TES principal reflects on community effort for playground
Pre-K through second grade students at Tharptown Elementary School enjoy their new playground “every day, all day long” and Principal Ann Scott said it took the generosity and hard work of several community members to make it happen.
“We have to have a certain type of playground to be in compliance with the OSR Pre-K program,” Scott explained. A grant helped make the new $30,000 playground possible, but “our grant only
paid for the playground equipment” – not the site prep, or the required shade structure, or any other extras.
That’s where the community came in – like Chris Wallace, who donated time, materials, equipment and his experience in construction to help make the playground a reality.
“Our Pre-K teacher at the time, Monica Elliott, contacted Chris,” Scott said. “He spent his own time and used his own equipment to grade the area for the playground … He didn’t get paid anything. His was all volunteer work. The materials he used for the shade structure, he donated himself.”
Wallace, who is a Franklin County Commissioner and self-employed business owner in construction, helped to lay out and mark of the playground, grade it and build/install the required shade structure for sun protection.
Scott said the men of Tharptown Baptist Church were also instrumental – spreading gravel donated by school board member Ralton Baker and poured a concrete roadway for students to ride tricycles on, with concrete they donated. They also assisted Todd Elliott, school custodian, who worked diligently to lay sod in the playground area.
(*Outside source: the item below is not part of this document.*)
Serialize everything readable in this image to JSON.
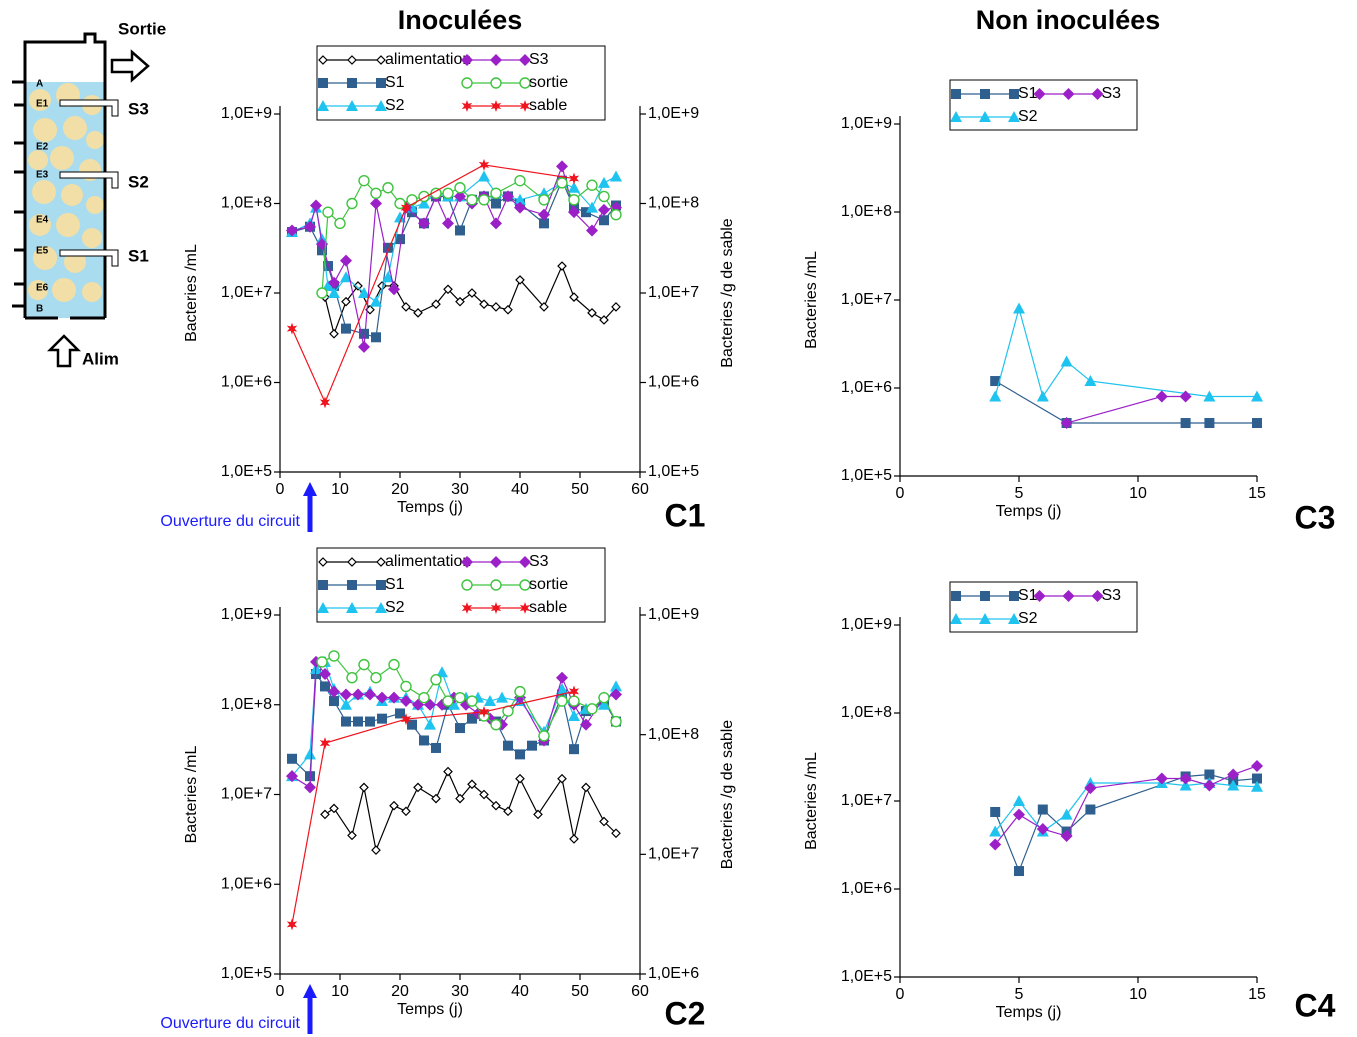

“It was a huge community effort,” Scott said. “I can’t think the gentlemen from the Tharptown Baptist Church and Chris enough for what they did. They worked many hours out there.”
The swing set and slide/climbing equipment are encircled by a fence for safety. A designated walkway ensures safe passage from the school building to the playground, and the equipment is enjoyed by TES’ four kindergarten, three first and three second grade classes, in addition to 18 Pre-K children.
All that remains, Scott said, is painting the shade structure and putting in a storage building, which is being donated by Tharptown Baptist Church.